Deganawida – “The Peacemaker”



Deganawida – “The Peacemaker”

The Iroquois have a fascinating legend about a savior named Deganawida. The myth seems to have originated during the final decades of Pre-Columbian America. The story goes like this:
During a time of pervasive fear and instability in the Iroquois world, a young virgin gave birth to a son. The virgin was told in a dream that “your child will be a messenger of the Creator and will bring peace and harmony to the people on earth.” The child was named Deganawida—“The Peacemaker.” When Deganawida had come of age he told his mother, “I shall now build my canoe from white stone, for the time has come for me to start my mission in this world. I know I must travel afar on lakes and rivers to seek out the council smoke of Nations beyond this lake. It is now time for me to go stop the shedding of blood among human beings.”

As Deganawida began his mission he first encountered a group of hunters who were fleeing from the bloodshed in the their own village. He instructed them: “Go back to your people and tell them that the Good News of Peace and Righteousness has come to your nation.” Continuing his journey, he met an evil woman who lured hunters inside with the promise of a meal and then poisoned them. Deganawida told her, “You must stop this wicked practice and accept the Good Message that I bring from my Father so that people shall love one another and live together in peace.” The woman accepted the Message, vowing never to harm anyone again. Because this woman was the first to accept the Law of Peace she was given the role of appointing the chiefs in the new order.

Deganawida’s next convert was a vicious cannibal named Ayonhwathah (Hiawatha). The cannibal repented when the Peacemaker gave him “a new mind.” Deganawida commissioned Ayonhwathah to carry the Message of Peace to other tribes. In obedience, Ayonhwathah succeeded in converting the Mohawks. Later Ayonhwathah’s three daughters were killed by a malevolent shaman who rejected the way of peace. Deganawida found the grief-stricken Ayonhwathah wandering aimlessly in a forest and for the first time spoke the words of the “Requickening Address”—the Ceremony of Condolence. This “liturgy” healed Ayonhwathah’s mind, and together he and Deganawida went on to convert four other nations. Finally the evil shaman who had killed Ayonhwathah’s daughters was converted, and at his village the “Great Tree of Peace” was planted under whose shade the nations would now sit.

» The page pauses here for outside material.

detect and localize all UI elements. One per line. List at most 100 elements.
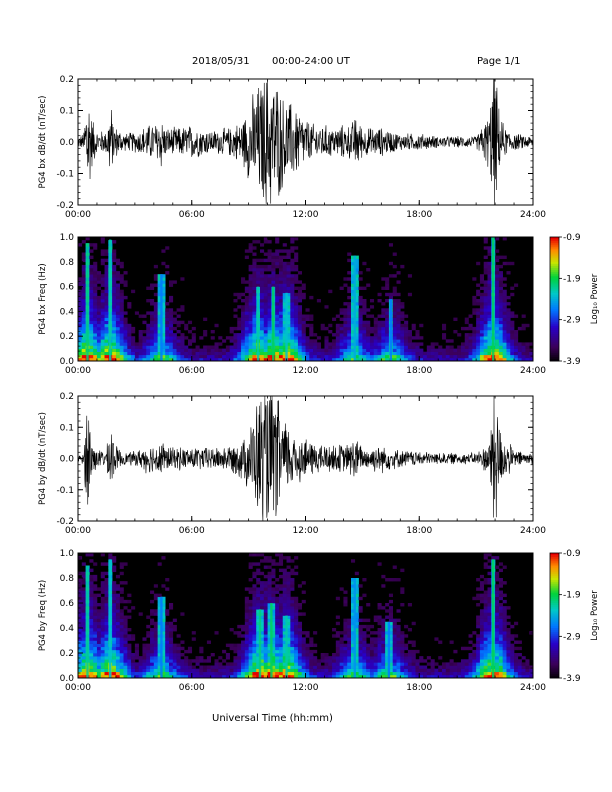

The Peacemaker’s mission, as the many accounts of the legend make clear, was to reestablish the natural equilibrium on which the wellbeing of individuals, societies, and the whole of creation depends. Deganawida achieved this not by destroying the witches, sorcerers, and wrongdoers, but by healing them—by “making their minds straight.” Deganawida’s role was not that of a warrior, but a redemptive shaman—a healer. He himself was quite explicit about this: “Health means Peace, for that is what comes when minds are sane and bodies are cared for.”

How about that!

What a fascinating legend! Of course a Christian can’t read the legend of Deganawida the Peacemaker without thinking of the Gospel of Jesus Christ. That this legend arose about fifty years before the arrival of European Christians is quite mysterious, or we might say providential. The legend was a kind of Iroquois John the Baptist preparing the way for Christ. The Deganawida myth could have been and should have been the perfect place to begin in communicating the gospel in an Iroquois context. Something like this: Jesus Christ is the true Deganawida—the true Peacemaker (just as he is the true Seed of Abraham and the True Son of David). Jesus is the Prince of Peace who calls us out of our evil ways, forgives our sins, heals our minds, and brings peace to our world. This would be the gospel made intelligible to the Iroquois.

But alas…

This did not happen. And it didn’t happen, at least in part, because the European “Christians” didn’t believe their own gospel. They didn’t believe in Jesus as the Prince of Peace. They certainly didn’t believe in a Gospel of Peace that renounces killing enemies in favor of healing them. Worst of all, though they called themselves Christians, their minds had not been made new or their souls healed by Christ. They were still infected with the insanity of violence.

How sad. Imagine how different things could have been.

I’ll leave you with this question: Five hundred years later how are we doing—we who profess to follow the Prince of Peace, the True Deganawida?



(This material comes from The Earth Shall Weep: A History of Native America by James Wilson.)